I tell him about Malabo. I tell him how Malabo left Kosawa with his best friend and four other men over a year ago and never came back. You must miss your brother terribly, he says. My brother was a great man, I say; he made me angry, he made me happy, the world will never see the likes of him again. Austin says he’s sorry for my loss, for all of our losses. I nod, realizing how much it still hurts.

He tells me he has no brothers or sisters, but he has cousins whom he’s close to. He ran into one of them earlier in the day, he says. She was running late to an appointment to try on her wedding dress, but she couldn’t resist standing on a street corner to excitedly tell him the latest wedding news, most notably that the wife of a government minister would be in attendance. She said her father should be back in a few days to go to the village and pick up two cows for the feast. Did his uncle gush to us about the upcoming wedding? Austin asks me.



He doesn’t realize what he’s doing. He doesn’t know he just told me something I hadn’t considered—that the families of our captives have not yet reported them missing.

No one is looking for the men.

Their families think they’re still traveling from one village to another.

We have a few days before they’re declared missing and Kosawa and every village they were supposed to visit on their trip comes under suspicion.

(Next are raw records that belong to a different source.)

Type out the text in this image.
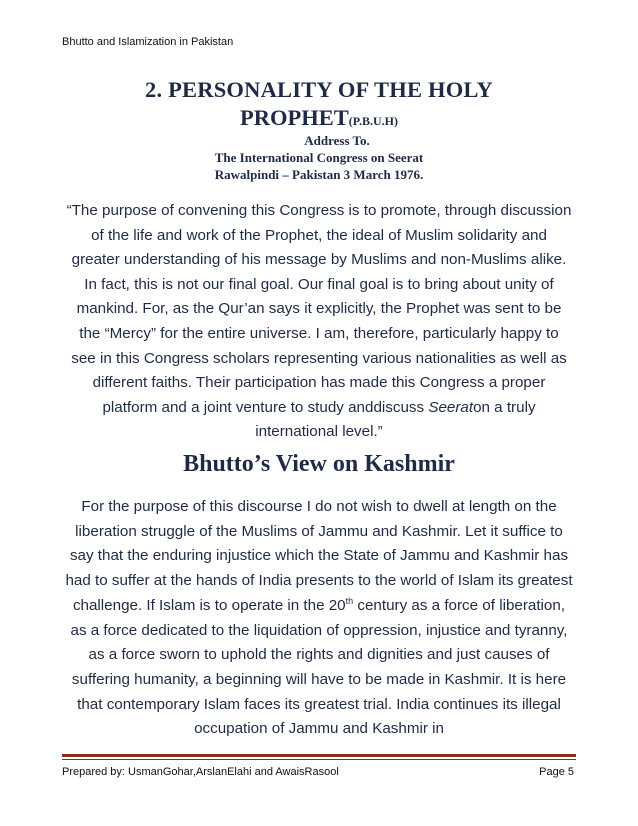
Bhutto and Islamization in Pakistan
2. PERSONALITY OF THE HOLY
PROPHET(P.B.U.H)
Address To.
The International Congress on Seerat
Rawalpindi – Pakistan 3 March 1976.
“The purpose of convening this Congress is to promote, through discussion of the life and work of the Prophet, the ideal of Muslim solidarity and greater understanding of his message by Muslims and non-Muslims alike. In fact, this is not our final goal. Our final goal is to bring about unity of mankind. For, as the Qur’an says it explicitly, the Prophet was sent to be the “Mercy” for the entire universe. I am, therefore, particularly happy to see in this Congress scholars representing various nationalities as well as different faiths. Their participation has made this Congress a proper platform and a joint venture to study anddiscuss Seeraton a truly international level.”
Bhutto’s View on Kashmir
For the purpose of this discourse I do not wish to dwell at length on the liberation struggle of the Muslims of Jammu and Kashmir. Let it suffice to say that the enduring injustice which the State of Jammu and Kashmir has had to suffer at the hands of India presents to the world of Islam its greatest challenge. If Islam is to operate in the 20th century as a force of liberation, as a force dedicated to the liquidation of oppression, injustice and tyranny, as a force sworn to uphold the rights and dignities and just causes of suffering humanity, a beginning will have to be made in Kashmir. It is here that contemporary Islam faces its greatest trial. India continues its illegal occupation of Jammu and Kashmir in
Prepared by: UsmanGohar,ArslanElahi and AwaisRasool	Page 5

I could hug Austin right now—what a revelation for a moment like this. Based on this information, I deduce, we have enough time to return to Kosawa, lead the men into Jakani and Sakani’s hut to erase their memories, and send them on their way. By the time the men return to Bézam, Austin will have written our story and sent it to America.



* * *





THEY LIED TO US WHEN they said that the soldiers would come for us if they didn’t return to Bézam after the village meeting. They lied to us because they could. What means did we have to know the truth? How could we have known that they weren’t scheduled to return to their homes that evening? That their next stop was another village where they would tell the people that change was coming, something the people would wait for—for how long? Until the day a lunatic tells them to walk out of their wide-open prison gates?

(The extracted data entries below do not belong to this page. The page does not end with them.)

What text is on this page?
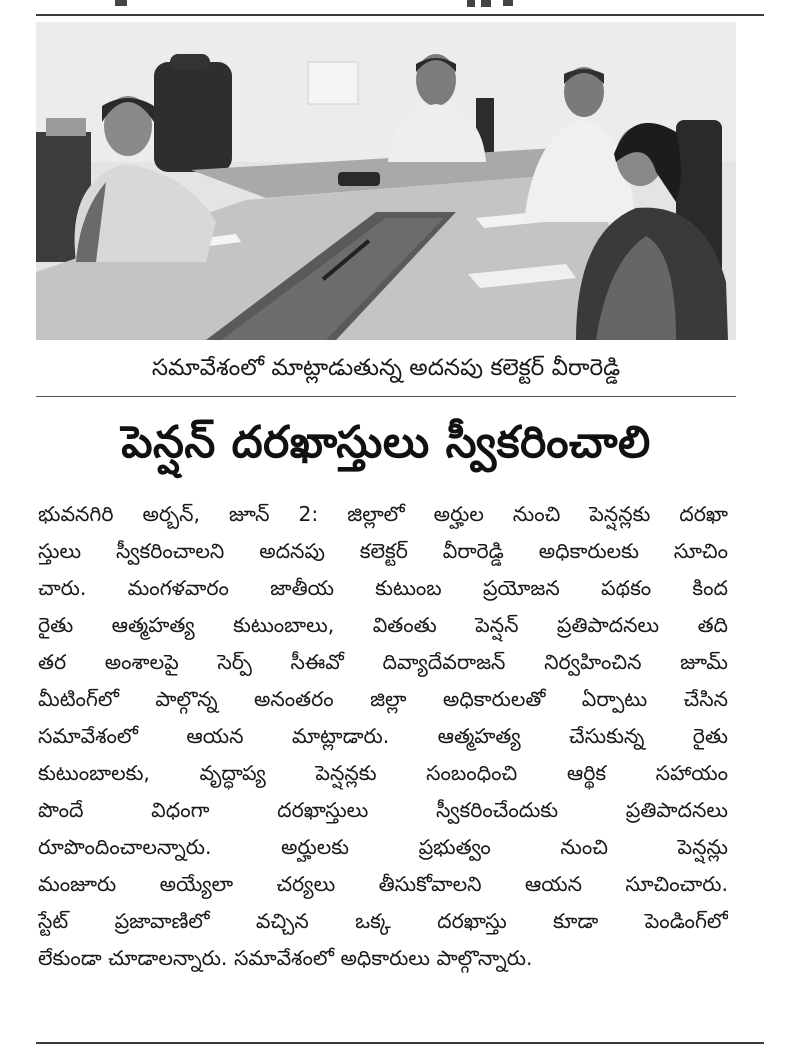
సమావేశంలో మాట్లాడుతున్న అదనపు కలెక్టర్ వీరారెడ్డి
పెన్షన్ దరఖాస్తులు స్వీకరించాలి
భువనగిరి అర్బన్, జూన్ 2: జిల్లాలో అర్హుల నుంచి పెన్షన్లకు దరఖా
స్తులు స్వీకరించాలని అదనపు కలెక్టర్ వీరారెడ్డి అధికారులకు సూచిం
చారు. మంగళవారం జాతీయ కుటుంబ ప్రయోజన పథకం కింద
రైతు ఆత్మహత్య కుటుంబాలు, వితంతు పెన్షన్ ప్రతిపాదనలు తది
తర అంశాలపై సెర్ప్ సీఈవో దివ్యాదేవరాజన్ నిర్వహించిన జూమ్
మీటింగ్‌లో పాల్గొన్న అనంతరం జిల్లా అధికారులతో ఏర్పాటు చేసిన
సమావేశంలో ఆయన మాట్లాడారు. ఆత్మహత్య చేసుకున్న రైతు
కుటుంబాలకు, వృద్ధాప్య పెన్షన్లకు సంబంధించి ఆర్థిక సహాయం
పొందే విధంగా దరఖాస్తులు స్వీకరించేందుకు ప్రతిపాదనలు
రూపొందించాలన్నారు. అర్హులకు ప్రభుత్వం నుంచి పెన్షన్లు
మంజూరు అయ్యేలా చర్యలు తీసుకోవాలని ఆయన సూచించారు.
స్టేట్ ప్రజావాణిలో వచ్చిన ఒక్క దరఖాస్తు కూడా పెండింగ్‌లో
లేకుండా చూడాలన్నారు. సమావేశంలో అధికారులు పాల్గొన్నారు.
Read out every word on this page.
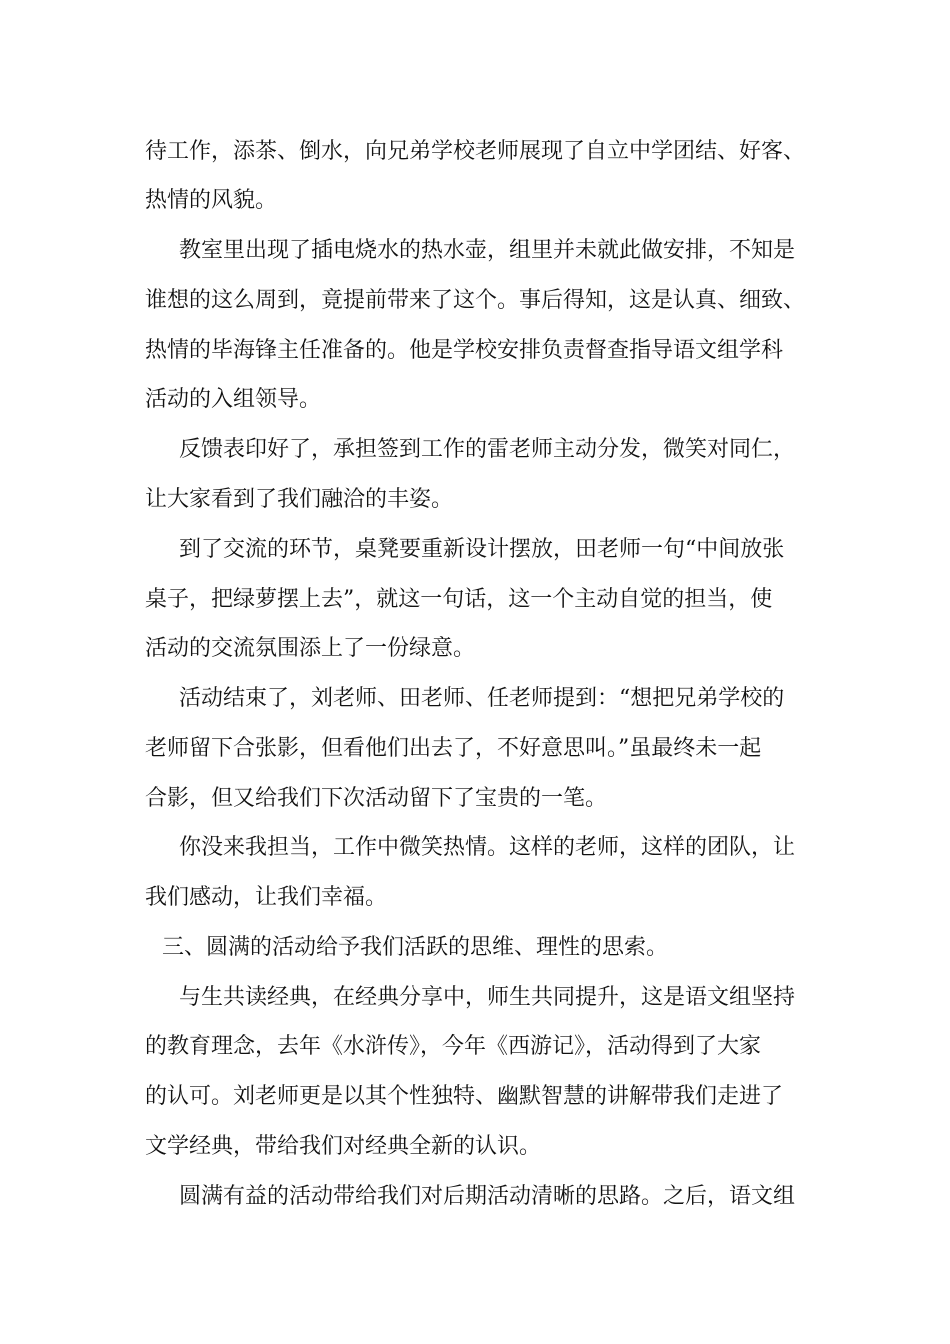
待工作，添茶、倒水，向兄弟学校老师展现了自立中学团结、好客、
热情的风貌。
教室里出现了插电烧水的热水壶，组里并未就此做安排，不知是
谁想的这么周到，竟提前带来了这个。事后得知，这是认真、细致、
热情的毕海锋主任准备的。他是学校安排负责督查指导语文组学科
活动的入组领导。
反馈表印好了，承担签到工作的雷老师主动分发，微笑对同仁，
让大家看到了我们融洽的丰姿。
到了交流的环节，桌凳要重新设计摆放，田老师一句“中间放张
桌子，把绿萝摆上去”，就这一句话，这一个主动自觉的担当，使
活动的交流氛围添上了一份绿意。
活动结束了，刘老师、田老师、任老师提到：“想把兄弟学校的
老师留下合张影，但看他们出去了，不好意思叫。”虽最终未一起
合影，但又给我们下次活动留下了宝贵的一笔。
你没来我担当，工作中微笑热情。这样的老师，这样的团队，让
我们感动，让我们幸福。
三、圆满的活动给予我们活跃的思维、理性的思索。
与生共读经典，在经典分享中，师生共同提升，这是语文组坚持
的教育理念，去年《水浒传》，今年《西游记》，活动得到了大家
的认可。刘老师更是以其个性独特、幽默智慧的讲解带我们走进了
文学经典，带给我们对经典全新的认识。
圆满有益的活动带给我们对后期活动清晰的思路。之后，语文组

Who sent the two soldiers? Perhaps a government person in Lokunja when the men didn’t show up for a planned meeting? Perhaps the overseer at Gardens, because the men were supposed to spend the night in his house but never showed up? But if that were the case, wouldn’t the overseer have alerted the Pexton office in Bézam? Why didn’t he? Perhaps the overseer told someone in the district office but that person didn’t take his concern seriously, thinking the men had decided to abscond from their duties and enjoy some village fun. Is it possible the soldiers believed the story we concocted with Woja Beki? Or could it be that the people in the Bézam office suspect the men are missing but don’t yet want to tell their families, lest the incident turn into an ugly drama? Nothing is inconceivable in this country. I’m not skilled enough to untangle the whos and whys, but one thing is certain: everyone hopes the men are doing their job somewhere, no one thinks they’re in Kosawa, and if the men were to be declared missing, who would think that the people of Kosawa have the audacity to take representatives of Pexton prisoner?

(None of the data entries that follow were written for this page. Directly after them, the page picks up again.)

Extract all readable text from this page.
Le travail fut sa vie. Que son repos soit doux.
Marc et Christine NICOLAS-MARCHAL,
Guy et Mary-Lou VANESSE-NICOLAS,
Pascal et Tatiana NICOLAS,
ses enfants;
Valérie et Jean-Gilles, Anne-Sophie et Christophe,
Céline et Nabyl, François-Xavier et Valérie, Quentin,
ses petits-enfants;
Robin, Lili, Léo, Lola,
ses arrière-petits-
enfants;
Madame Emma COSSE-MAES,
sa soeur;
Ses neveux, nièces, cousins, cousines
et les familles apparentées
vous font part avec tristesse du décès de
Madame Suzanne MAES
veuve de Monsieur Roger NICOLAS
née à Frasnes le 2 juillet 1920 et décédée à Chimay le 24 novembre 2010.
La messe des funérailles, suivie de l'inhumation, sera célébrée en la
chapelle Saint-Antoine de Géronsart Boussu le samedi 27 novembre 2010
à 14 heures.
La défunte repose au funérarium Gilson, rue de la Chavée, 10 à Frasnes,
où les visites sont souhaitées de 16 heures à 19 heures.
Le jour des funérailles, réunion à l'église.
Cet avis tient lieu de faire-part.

I tell Austin everything except any of this.

Halfway through the questioning, I pull out the lukewarm bottle of water in my bag and take a sip. I need my voice to be steady as I describe the children’s symptoms and the recent oil spills that seeped into the farms of three families. I tell Austin what the big river looks like now, green and flowing sluggishly under layers of toxic waste. I tell him how meager the next harvest is likely to be and how, because of the bad harvests, we use most of what little money we have after paying taxes to buy food in Lokunja.